Sahadaki gerçeklik, giderek kimlik, mezhep ve coğrafyaya dayalı fiilî bir bölünmeyi yansıtıyor. Geçmişte halk, işgale karşı direnen atalarıyla gurur duyuyor ve birleşik devlet fikrini bu mirasa dayandırıyordu ancak Şam’daki otoriteyi hâlâ meşru gören bazı grupların bile artık bölünme fikrine yaklaştığı görülüyor.

YDH- El-Meyadin'de yer bulan analizinde Nadir Faris, Suriye'nin fiilen bölünmüş duruma gelmiş siyasi, toplumsal ve coğrafi yapısını, bu sürecin tarihsel kökenlerini ve güncel gelişmelerle nasıl derinleştiğini işliyor. Halkın tarihsel olarak birleşik bir devlete olan inancının hâlâ önemli bir direnç noktası olduğunu vurgulayan Faris, eğer Sünni çoğunluk, geçmişin ortak direniş hafızasına sahip çıkar ve kapsayıcı bir milli proje geliştirebilirse, ülkenin yeniden birleşebileceğini öne sürüyor.
Suriye'nin bölünmesiyle ilgili tartışmalar zaman zaman azalsa da, ülke her kritik dönemeçte bu meseleyle yeniden yüzleşiyor.
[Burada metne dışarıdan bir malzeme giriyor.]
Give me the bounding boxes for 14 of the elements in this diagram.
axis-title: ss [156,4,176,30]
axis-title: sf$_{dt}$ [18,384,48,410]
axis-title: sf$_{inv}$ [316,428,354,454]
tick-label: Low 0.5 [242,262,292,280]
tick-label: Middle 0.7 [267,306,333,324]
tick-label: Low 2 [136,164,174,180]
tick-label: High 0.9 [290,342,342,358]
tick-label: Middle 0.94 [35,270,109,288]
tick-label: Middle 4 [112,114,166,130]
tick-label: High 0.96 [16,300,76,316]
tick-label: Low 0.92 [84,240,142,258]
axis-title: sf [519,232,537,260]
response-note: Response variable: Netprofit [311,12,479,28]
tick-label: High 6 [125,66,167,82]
Bu senaryolar genellikle, Suriye'de karışıklık çıkararak kendi çıkarlarını korumaya çalışan bölgesel ve uluslararası aktörlerle ilişkilendiriliyor. Ancak eski rejimin devrildiği kısa bir dönem dışında, ülkede etkili ve saygın hiçbir siyasi aktör açıkça bölünme çağrısı yapmadı. Bunun en temel nedeni, geçmişi, mezhebi veya bölgesi ne olursa olsun Suriyelilerin büyük çoğunluğunun birleşik bir devlet fikrine bağlı kalmalarıdır.
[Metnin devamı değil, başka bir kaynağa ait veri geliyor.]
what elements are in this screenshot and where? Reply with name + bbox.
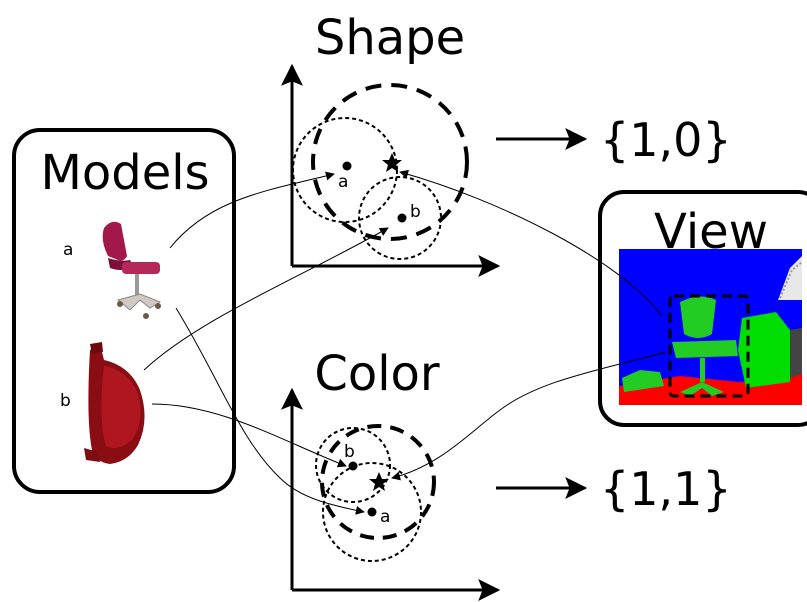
shape-query-radius [311,83,469,241]
connector-a-shape [169,171,335,249]
connectors [143,169,667,515]
shape-query-star-icon [382,153,402,172]
shape-title: Shape [315,10,465,66]
shape-result: {1,0} [600,113,732,167]
view-panel: View [598,190,807,427]
view-chair-back [680,296,716,338]
color-b-radius [315,427,391,503]
model-b-label: b [60,391,71,411]
models-title: Models [40,145,209,201]
color-title: Color [314,346,440,402]
shape-point-b [397,213,407,223]
view-chair-seat [672,340,738,358]
shape-panel: Shape a b {1,0} [281,10,732,277]
connector-view-color [391,351,667,481]
color-query-radius [320,424,436,540]
models-box [12,128,236,494]
color-point-b-label: b [344,442,355,462]
shape-point-a-label: a [338,172,348,192]
view-sofa [622,370,664,392]
connector-b-color [151,403,347,468]
segmented-view-image [619,249,802,405]
color-point-b [348,461,358,471]
view-armchair [738,312,790,388]
connector-a-color [175,307,365,515]
connector-b-shape [143,227,389,371]
color-point-a [367,507,377,517]
connector-view-shape [399,169,663,317]
models-panel: Models a b [12,128,236,494]
model-a-label: a [63,240,73,260]
view-selection-box [668,294,750,398]
color-panel: Color b a {1,1} [281,346,732,601]
color-a-radius [322,462,422,562]
color-query-star-icon [369,472,389,491]
view-box [598,190,807,427]
red-chair-seat-icon [84,342,145,464]
shape-point-b-label: b [410,202,421,222]
shape-point-a [342,161,352,171]
color-point-a-label: a [380,507,390,527]
color-result: {1,1} [600,462,732,516]
view-title: View [654,204,768,260]
office-chair-icon [102,221,162,319]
Bu duruş, 1920'lerde Fransız mandasının ilanından sonra Suriye’yi dört mezhepsel kantona ayırma girişimine karşı verilen tarihî direnişe dayanıyor. Osmanlı döneminde yönetim mezhebe göre düzenlenmezken, Fransızlar ilk kez mezhep temelinde ayrılık fikrini dayatmaya çalıştı. Dürzilere Süveyda’da bir devlet kurmaları için destek verildi, Şiilere şeriat mahkemeleri vaad edildi, Halep ve Şam’daki tüccarlar ise çeşitli makamlarla ikna edilmeye çalışıldı.
Ancak bu bölme girişimleri, manda yönetimiyle birlikte halk tarafından reddedildi. Ülkenin tüm bileşenleri işgale karşı ortak bir direniş sergiledi. Azınlık olarak tanımlanan gruplar da bu isyana katıldı, hatta bazıları öncülük etti.
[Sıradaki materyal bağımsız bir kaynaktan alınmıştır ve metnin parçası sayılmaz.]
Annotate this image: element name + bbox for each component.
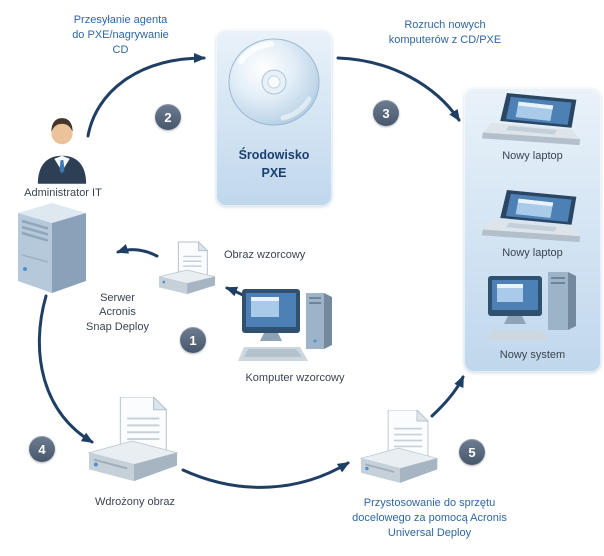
caption-step-2: Przesyłanie agenta do PXE/nagrywanie CD <box>72 14 169 56</box>
arrow-deployed-to-universal <box>181 461 350 489</box>
administrator-icon <box>37 118 87 184</box>
step-badge-1: 1 <box>180 327 206 353</box>
new-system-icon <box>486 272 576 340</box>
new-laptop-1-icon <box>481 93 581 146</box>
deployed-image-icon <box>88 397 179 482</box>
master-image-icon <box>158 241 216 295</box>
step-badge-3: 3 <box>373 100 399 126</box>
deployed-image-label: Wdrożony obraz <box>94 496 176 508</box>
administrator-label: Administrator IT <box>24 187 102 199</box>
step-badge-4: 4 <box>29 436 55 462</box>
new-system-label: Nowy system <box>499 349 566 361</box>
new-laptop-2-icon <box>481 190 581 243</box>
new-laptop-1-label: Nowy laptop <box>502 150 563 162</box>
server-label: Serwer Acronis Snap Deploy <box>86 292 149 333</box>
caption-step-5: Przystosowanie do sprzętu docelowego za … <box>352 497 507 539</box>
universal-deploy-icon <box>359 410 439 483</box>
pxe-environment-label: Środowisko PXE <box>238 148 310 181</box>
master-computer-icon <box>238 289 332 361</box>
arrow-image-to-server <box>116 244 159 258</box>
step-badge-5: 5 <box>459 439 485 465</box>
step-badge-2: 2 <box>155 104 181 130</box>
arrow-admin-to-pxe <box>86 53 206 138</box>
server-icon <box>18 203 86 293</box>
caption-step-3: Rozruch nowych komputerów z CD/PXE <box>388 19 502 46</box>
cd-disc-icon <box>228 38 320 126</box>
master-computer-label: Komputer wzorcowy <box>245 372 345 384</box>
master-image-label: Obraz wzorcowy <box>224 249 306 261</box>
new-laptop-2-label: Nowy laptop <box>502 247 563 259</box>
Sultan Paşa el-Atraş’ın Cebel el-Arab’dan başlattığı devrim, Salih el-Ali’nin kıyıdan verdiği destekle birleşti; Şam ve Halep’teki devrimciler de kilit roller üstlendi.
Geçmişte halk, işgale karşı direnen atalarıyla gurur duyuyor ve birleşik devlet fikrini bu mirasa dayandırıyordu. Ancak son aylarda, ayrışma talepleri daha açık şekilde dile getirilmeye başlandı. Özyönetim, uluslararası koruma ya da mezhepsel ve bölgesel özerklik talepleri artıyor. Hatta Şam’daki otoriteyi hâlâ meşru gören bazı grupların bile artık bölünme fikrine yaklaştığı görülüyor.
Rejimden muhalefete kadar resmî söylem hâlâ birleşik Suriye vurgusu yapıyor. Ancak sahadaki gerçeklik, giderek kimlik, mezhep ve coğrafyaya dayalı fiilî bir bölünmeyi yansıtıyor. Alınan bazı kararlar ve atılan adımlar, farkında olmadan farklı toplulukları ayrışmaya itiyor.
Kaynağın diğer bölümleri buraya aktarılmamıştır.